Regulation could then be calibrated according to risk:

  • Low-adaptability, low-autonomy systems (e.g., simple automation, rules-based expert systems) could remain unregulated or subject to light-touch requirements.
  • High-autonomy but low-adaptability systems (e.g., pre-trained models running automated functions in critical settings) might require oversight measures but not extensive restrictions.
  • Highly adaptable but low-autonomy systems (e.g., machine learning models that improve over time but operate in a controlled setting) could require transparency obligations to ensure they remain safe.
  • Highly adaptable, highly autonomous systems (e.g., self-improving AI deployed in high-stakes environments) would warrant the highest levels of scrutiny and regulatory intervention.

Such an approach would align regulation with actual risk, rather than imposing arbitrary thresholds based on the number of neurons in a neural network or the use of specific techniques. It would also avoid the current ‘regulatory cliff’ all-or-nothing classification problem under the AI Act, where systems that operate in vastly different ways are either lumped together as “AI” or excluded without clear justification.

Conclusion: the answer is still blowin’ in the wind

Before the release of the Commission’s guidance, one could have arguably summarised the AI Act’s definition of an AI System as probably capturing any reasonably complex large-scale computing system. While broad, this at least provided a straightforward interpretation: if a system processes data in a way that generates outputs beyond simple rule-following, it likely falls under the Act.

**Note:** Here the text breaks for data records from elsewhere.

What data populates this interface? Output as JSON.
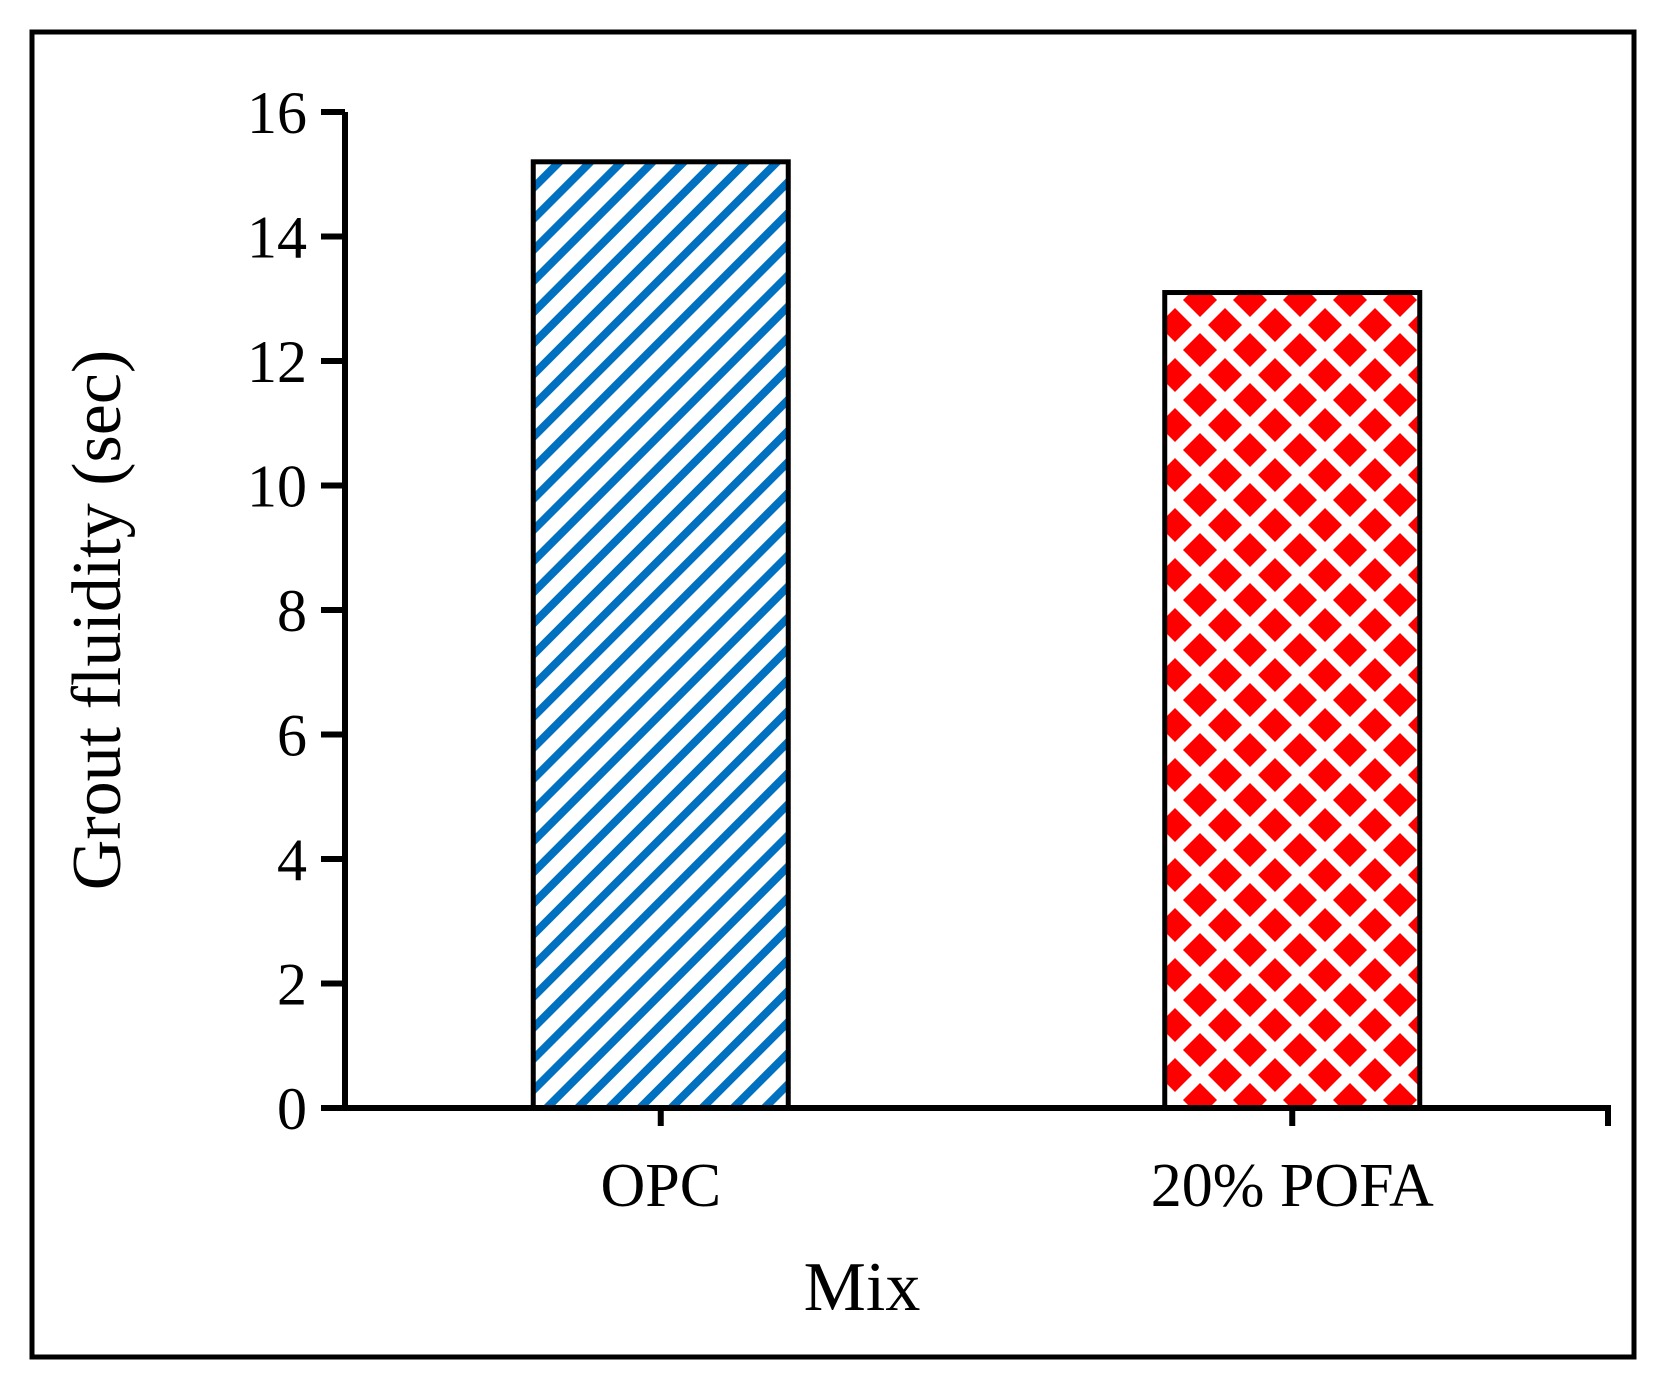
{
  "chart_data": {
    "type": "bar",
    "title": "",
    "xlabel": "Mix",
    "ylabel": "Grout fluidity (sec)",
    "categories": [
      "OPC",
      "20% POFA"
    ],
    "values": [
      15.2,
      13.1
    ],
    "ylim": [
      0,
      16
    ],
    "yticks": [
      0,
      2,
      4,
      6,
      8,
      10,
      12,
      14,
      16
    ],
    "grid": false,
    "legend": "none",
    "bar_patterns": [
      "diagonal-stripes",
      "diamond-dots"
    ],
    "colors": {
      "opc_pattern": "#0070C0",
      "pofa_pattern": "#FF0000",
      "axis": "#000000",
      "background": "#FFFFFF"
    }
  }
}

After the guidance, however, the situation is arguably less clear, not more. The definition still seems to encompass any reasonably complex computing system, but now with a series of apparently arbitrary exceptions based on specific techniques rather than fundamental capabilities. Linear regression is out, but deep learning is in. Bayesian inference is ignored, but logic-based AI is included. Traditional optimization methods are exempt—unless they look a little too much like machine learning.

Instead of providing the necessary clarity, the guidance raises more questions than it answers. What truly distinguishes AI from non-AI? Where is the line between “basic data processing” and “inference”? At what point does an optimization algorithm become AI? Rather than resolving these ambiguities, the Commission’s attempt to define AI feels like an exercise in drawing boundaries where none naturally exist.

Or, as Bob Dylan might put it: What’s a AI System … the answer is still blowin’ in the wind.